3- Les barbares se reconstituent une identité et une histoire
Je ne pense pas que les Barbares l’avaient perdue.
- Le fait d’affirmer leur identité pendant la phase violente de leurs invasions n’était sans doute pas nécessaire.
- Le fait qu’ils aient d’abord essayé de s’intégrer est nécessaire et intelligent quand on est moins nombreux et qu’on veut s’installer. D’une façon ou d’une autre, les grands conquérants ont eu aussi cette attitude.
- Le fait qu’ils aient eu besoin de réaffirmer leurs origines une fois installés me paraît naturel. Tous les peuples ont eu cette démarche lorsqu’ils ont voulu constituer un état.
4- Il était chic de se comporter comme un barbare
Cette façon de s’exprimer me paraît pour le moins tendancieuse.
Quand Alexandre conquiert le Proche Orient, il adopte certaines coutumes des Perses parce que c’est son intérêt (alors que c’est le Conquérant).

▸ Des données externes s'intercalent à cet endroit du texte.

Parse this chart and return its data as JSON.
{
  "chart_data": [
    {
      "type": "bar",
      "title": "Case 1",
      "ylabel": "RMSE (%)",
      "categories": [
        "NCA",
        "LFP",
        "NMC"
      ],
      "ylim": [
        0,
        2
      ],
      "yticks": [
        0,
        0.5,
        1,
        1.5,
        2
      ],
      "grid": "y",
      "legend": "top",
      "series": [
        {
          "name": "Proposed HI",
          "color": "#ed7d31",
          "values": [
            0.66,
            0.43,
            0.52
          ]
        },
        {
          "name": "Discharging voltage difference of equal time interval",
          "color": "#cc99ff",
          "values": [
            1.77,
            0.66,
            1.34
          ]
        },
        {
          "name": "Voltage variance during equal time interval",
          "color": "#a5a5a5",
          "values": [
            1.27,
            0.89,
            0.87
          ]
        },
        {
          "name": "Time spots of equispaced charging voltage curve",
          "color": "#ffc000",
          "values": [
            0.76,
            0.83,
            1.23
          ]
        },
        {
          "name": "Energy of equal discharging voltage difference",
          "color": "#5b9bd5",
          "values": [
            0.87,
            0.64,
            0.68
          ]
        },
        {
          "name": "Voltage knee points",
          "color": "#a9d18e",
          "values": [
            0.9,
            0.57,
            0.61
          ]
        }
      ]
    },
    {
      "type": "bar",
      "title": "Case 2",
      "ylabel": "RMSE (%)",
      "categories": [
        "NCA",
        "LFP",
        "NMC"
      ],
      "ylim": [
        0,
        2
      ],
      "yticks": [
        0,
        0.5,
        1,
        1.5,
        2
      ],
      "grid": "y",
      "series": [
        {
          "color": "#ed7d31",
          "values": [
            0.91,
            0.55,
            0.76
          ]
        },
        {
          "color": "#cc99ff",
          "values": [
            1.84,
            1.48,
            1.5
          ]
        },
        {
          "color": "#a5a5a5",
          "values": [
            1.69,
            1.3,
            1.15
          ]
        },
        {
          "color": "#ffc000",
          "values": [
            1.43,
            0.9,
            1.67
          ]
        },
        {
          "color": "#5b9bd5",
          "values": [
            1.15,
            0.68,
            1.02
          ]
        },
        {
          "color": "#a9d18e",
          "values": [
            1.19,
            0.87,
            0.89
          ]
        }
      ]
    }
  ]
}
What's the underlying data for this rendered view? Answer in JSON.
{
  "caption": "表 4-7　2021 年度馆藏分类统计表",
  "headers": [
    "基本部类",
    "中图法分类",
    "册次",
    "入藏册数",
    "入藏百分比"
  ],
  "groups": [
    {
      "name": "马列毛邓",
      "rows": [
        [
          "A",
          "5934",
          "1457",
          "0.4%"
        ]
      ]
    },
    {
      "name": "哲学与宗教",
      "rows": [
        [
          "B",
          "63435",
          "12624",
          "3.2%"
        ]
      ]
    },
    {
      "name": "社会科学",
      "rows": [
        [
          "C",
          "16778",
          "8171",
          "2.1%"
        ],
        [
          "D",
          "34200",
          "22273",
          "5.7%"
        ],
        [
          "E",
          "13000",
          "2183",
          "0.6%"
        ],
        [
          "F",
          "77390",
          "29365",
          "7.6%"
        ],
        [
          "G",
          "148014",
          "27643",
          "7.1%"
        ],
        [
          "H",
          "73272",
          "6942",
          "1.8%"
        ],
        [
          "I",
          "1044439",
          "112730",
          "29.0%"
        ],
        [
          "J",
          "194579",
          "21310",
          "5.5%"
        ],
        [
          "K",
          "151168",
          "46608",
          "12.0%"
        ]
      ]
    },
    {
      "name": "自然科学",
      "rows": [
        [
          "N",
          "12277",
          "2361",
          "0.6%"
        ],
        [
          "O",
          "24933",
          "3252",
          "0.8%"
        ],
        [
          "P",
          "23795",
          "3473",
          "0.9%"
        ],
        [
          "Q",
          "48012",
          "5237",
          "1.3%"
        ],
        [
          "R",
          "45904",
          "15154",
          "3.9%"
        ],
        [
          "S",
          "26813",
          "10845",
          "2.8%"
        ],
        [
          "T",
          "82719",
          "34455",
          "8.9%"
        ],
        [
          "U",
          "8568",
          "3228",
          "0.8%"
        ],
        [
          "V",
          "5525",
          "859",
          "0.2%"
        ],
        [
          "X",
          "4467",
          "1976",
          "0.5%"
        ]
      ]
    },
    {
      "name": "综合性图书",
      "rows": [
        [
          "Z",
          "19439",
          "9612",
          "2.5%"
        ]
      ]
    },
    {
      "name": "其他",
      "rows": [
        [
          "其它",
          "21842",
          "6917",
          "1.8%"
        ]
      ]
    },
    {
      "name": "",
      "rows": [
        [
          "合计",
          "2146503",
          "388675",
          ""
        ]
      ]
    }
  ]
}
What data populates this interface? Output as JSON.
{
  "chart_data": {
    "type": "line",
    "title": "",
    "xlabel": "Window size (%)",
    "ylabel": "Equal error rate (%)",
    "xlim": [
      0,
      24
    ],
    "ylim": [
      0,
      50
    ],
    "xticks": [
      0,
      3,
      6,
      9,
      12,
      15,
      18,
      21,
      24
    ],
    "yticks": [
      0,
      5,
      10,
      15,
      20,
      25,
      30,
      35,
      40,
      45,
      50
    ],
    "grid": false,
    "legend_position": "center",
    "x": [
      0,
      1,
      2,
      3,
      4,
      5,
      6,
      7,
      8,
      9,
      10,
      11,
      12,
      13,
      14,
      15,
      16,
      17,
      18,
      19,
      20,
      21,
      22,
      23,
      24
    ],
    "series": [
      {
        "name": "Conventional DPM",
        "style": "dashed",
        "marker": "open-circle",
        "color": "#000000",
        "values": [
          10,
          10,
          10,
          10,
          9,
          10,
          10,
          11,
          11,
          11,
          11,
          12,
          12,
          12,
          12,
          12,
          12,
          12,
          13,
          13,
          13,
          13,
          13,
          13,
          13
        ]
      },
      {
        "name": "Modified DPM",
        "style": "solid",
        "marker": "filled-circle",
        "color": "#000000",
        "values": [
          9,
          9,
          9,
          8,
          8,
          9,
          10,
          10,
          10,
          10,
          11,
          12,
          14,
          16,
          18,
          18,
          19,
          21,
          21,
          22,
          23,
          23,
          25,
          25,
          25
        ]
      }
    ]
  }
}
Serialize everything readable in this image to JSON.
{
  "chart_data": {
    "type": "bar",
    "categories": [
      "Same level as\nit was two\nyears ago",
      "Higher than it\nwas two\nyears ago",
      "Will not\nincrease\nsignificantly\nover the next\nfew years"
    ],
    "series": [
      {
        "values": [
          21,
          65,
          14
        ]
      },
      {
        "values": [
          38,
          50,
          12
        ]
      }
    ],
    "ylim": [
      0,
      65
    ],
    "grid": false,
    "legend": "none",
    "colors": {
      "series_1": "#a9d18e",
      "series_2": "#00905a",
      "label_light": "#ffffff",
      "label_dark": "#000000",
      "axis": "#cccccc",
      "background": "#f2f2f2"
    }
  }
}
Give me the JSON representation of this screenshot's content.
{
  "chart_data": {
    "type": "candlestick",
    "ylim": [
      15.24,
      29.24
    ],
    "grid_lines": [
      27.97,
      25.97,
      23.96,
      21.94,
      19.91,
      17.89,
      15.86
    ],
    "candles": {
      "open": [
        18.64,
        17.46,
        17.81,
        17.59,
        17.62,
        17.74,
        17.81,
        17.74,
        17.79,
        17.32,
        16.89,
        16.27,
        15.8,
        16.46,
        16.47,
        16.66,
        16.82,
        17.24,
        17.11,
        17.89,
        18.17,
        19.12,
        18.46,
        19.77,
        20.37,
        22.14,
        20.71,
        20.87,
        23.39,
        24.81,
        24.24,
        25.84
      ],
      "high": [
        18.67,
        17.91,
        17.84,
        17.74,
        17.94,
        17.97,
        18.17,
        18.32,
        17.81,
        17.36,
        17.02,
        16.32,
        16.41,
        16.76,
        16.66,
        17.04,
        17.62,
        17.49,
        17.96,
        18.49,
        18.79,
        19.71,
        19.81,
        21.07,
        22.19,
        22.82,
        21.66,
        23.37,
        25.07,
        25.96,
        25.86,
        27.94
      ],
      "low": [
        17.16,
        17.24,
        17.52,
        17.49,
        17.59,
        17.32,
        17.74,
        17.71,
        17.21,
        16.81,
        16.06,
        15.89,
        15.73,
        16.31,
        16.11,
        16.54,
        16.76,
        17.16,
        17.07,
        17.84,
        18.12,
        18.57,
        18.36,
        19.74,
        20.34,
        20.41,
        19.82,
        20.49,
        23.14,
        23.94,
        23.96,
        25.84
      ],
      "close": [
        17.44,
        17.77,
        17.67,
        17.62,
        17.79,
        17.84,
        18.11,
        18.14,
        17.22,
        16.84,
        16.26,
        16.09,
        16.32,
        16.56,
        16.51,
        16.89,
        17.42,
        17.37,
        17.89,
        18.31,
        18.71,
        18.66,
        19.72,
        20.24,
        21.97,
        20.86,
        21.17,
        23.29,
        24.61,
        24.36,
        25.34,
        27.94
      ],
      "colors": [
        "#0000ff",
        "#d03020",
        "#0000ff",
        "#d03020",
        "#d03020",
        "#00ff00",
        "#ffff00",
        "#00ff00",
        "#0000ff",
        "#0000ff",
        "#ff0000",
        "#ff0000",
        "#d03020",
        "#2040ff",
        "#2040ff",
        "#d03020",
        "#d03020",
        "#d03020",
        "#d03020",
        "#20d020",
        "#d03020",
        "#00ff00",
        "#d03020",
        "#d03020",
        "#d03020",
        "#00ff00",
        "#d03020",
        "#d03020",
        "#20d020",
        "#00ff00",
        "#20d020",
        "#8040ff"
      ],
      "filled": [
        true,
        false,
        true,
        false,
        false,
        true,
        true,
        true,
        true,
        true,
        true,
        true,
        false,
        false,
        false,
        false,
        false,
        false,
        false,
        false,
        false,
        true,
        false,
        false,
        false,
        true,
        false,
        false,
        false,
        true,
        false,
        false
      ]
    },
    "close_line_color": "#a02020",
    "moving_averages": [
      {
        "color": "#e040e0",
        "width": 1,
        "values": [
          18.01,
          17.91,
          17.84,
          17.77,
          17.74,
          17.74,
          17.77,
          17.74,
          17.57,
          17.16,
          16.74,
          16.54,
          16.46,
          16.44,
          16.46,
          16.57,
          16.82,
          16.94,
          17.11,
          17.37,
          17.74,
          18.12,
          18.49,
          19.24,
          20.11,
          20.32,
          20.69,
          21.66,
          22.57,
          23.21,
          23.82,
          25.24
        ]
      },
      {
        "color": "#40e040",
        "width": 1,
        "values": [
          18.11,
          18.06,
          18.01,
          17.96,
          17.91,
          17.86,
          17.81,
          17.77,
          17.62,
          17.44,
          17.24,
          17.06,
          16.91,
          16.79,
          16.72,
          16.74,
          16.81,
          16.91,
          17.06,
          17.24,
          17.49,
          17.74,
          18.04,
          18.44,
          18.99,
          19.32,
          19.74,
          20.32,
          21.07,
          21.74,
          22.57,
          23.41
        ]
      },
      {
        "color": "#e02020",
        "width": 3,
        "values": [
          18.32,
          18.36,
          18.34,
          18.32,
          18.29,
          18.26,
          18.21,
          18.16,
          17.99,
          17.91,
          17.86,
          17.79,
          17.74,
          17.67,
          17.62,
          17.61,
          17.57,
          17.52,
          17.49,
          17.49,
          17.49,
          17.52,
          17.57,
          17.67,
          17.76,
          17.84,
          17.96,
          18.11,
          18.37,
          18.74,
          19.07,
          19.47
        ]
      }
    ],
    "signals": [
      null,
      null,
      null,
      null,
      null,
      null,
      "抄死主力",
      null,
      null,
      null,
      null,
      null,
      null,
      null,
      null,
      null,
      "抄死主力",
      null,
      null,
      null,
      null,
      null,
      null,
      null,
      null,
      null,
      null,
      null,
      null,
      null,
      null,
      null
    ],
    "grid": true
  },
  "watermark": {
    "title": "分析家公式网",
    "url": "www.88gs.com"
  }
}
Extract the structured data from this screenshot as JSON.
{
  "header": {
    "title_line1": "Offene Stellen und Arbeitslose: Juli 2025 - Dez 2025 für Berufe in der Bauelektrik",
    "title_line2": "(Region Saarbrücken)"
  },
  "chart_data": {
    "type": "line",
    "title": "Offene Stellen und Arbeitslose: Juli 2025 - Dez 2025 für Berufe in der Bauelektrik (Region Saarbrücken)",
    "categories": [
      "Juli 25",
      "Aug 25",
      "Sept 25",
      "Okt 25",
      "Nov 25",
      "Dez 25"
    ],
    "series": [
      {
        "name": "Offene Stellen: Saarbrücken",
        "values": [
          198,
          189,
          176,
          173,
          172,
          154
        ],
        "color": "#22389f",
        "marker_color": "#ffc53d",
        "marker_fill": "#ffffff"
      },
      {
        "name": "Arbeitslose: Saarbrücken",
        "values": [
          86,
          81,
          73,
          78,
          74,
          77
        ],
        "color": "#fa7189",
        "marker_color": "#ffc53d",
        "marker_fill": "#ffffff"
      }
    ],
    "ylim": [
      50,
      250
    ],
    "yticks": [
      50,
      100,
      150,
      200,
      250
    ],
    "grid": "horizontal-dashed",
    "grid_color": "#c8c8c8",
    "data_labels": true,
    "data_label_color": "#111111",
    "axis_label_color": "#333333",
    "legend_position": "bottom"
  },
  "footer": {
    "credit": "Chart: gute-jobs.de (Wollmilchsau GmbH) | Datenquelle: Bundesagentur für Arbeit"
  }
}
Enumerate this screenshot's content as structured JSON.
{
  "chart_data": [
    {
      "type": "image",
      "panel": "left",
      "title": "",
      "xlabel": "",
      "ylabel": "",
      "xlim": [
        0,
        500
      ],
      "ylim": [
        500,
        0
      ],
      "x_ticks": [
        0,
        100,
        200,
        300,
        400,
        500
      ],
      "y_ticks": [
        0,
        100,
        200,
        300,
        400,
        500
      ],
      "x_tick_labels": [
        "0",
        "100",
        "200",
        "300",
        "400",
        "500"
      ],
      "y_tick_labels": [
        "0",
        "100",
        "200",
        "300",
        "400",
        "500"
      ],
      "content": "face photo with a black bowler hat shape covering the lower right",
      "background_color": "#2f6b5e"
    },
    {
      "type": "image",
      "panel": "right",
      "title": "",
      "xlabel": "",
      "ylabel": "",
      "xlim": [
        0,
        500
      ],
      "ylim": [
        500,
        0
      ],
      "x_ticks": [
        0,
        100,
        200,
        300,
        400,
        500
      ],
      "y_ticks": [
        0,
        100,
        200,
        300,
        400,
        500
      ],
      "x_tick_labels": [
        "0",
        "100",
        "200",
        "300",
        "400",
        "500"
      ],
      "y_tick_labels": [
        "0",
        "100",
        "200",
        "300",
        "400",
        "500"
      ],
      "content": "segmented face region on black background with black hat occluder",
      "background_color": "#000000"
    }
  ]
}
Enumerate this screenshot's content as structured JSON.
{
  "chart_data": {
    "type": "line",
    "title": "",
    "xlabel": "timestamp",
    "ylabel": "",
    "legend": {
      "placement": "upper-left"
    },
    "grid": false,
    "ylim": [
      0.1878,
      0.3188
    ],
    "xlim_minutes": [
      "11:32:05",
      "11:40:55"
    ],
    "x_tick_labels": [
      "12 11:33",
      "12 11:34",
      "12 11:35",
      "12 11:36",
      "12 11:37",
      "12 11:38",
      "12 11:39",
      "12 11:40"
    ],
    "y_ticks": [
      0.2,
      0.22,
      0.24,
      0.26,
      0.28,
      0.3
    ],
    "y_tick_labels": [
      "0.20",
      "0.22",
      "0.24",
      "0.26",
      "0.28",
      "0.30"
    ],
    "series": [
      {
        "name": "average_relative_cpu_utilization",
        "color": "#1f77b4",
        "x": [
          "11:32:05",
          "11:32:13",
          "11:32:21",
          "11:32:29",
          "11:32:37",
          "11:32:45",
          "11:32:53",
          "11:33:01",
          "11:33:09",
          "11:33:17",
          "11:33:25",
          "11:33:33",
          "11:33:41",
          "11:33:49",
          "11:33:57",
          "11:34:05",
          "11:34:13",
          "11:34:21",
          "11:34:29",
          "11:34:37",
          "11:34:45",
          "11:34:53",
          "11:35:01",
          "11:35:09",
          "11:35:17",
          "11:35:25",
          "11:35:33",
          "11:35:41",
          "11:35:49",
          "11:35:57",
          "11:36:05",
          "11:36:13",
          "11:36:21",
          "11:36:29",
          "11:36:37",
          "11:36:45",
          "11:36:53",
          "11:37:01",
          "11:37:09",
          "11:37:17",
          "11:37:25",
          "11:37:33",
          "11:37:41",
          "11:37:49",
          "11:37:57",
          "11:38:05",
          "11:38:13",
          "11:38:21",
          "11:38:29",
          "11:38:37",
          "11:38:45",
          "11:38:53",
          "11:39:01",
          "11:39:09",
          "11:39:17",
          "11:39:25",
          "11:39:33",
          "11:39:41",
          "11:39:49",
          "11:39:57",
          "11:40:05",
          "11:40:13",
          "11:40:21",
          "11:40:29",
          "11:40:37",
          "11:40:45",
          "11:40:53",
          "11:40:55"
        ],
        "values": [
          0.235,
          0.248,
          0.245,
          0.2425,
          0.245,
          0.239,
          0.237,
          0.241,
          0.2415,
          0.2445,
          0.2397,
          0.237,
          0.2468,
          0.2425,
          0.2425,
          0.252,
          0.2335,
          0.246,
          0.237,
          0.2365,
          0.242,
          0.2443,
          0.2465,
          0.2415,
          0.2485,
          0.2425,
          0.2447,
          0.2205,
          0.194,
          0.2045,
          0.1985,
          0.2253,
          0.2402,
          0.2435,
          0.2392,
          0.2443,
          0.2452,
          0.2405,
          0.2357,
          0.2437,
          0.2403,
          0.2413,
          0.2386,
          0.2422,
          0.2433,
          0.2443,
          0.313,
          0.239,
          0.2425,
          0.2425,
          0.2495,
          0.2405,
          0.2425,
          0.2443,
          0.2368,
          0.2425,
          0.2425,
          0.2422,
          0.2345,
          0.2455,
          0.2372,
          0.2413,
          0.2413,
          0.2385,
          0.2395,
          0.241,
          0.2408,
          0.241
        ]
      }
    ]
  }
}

Quand les premiers Gaulois adoptent les usages et coutumes romains, c’est essentiellement par intérêt personnel.
Je pense que les Romains ont adopté certains usages barbares essentiellement pour se « faire bien voir » et se rapprocher des nouveaux maîtres.
Par ailleurs, s’il était chic de se comporter comme un barbare, c’est que leur comportement n’était pas si romanisé que cela !
5- Langues et populations
Les envahisseurs étaient nettement moins nombreux que les envahis, et leur culture écrite quasiment inexistante. Leur langue a donc disparu peu à peu. C’est normal.
Il y a quand même en français plus de 500 mots d’origine germanique.
J’ai relu rapidement Les invasions de L Musset après avoir lu ce fil, et je ne trouve franchement pas grand chose à y redire (cela date quand même d’il y a 45 ans !).
Je n’ai pas (encore) lu Dumézil, mais j’ai l’impression qu’il n’y a pas de grande nouveauté, si ce n’est juste un déplacement du curseur.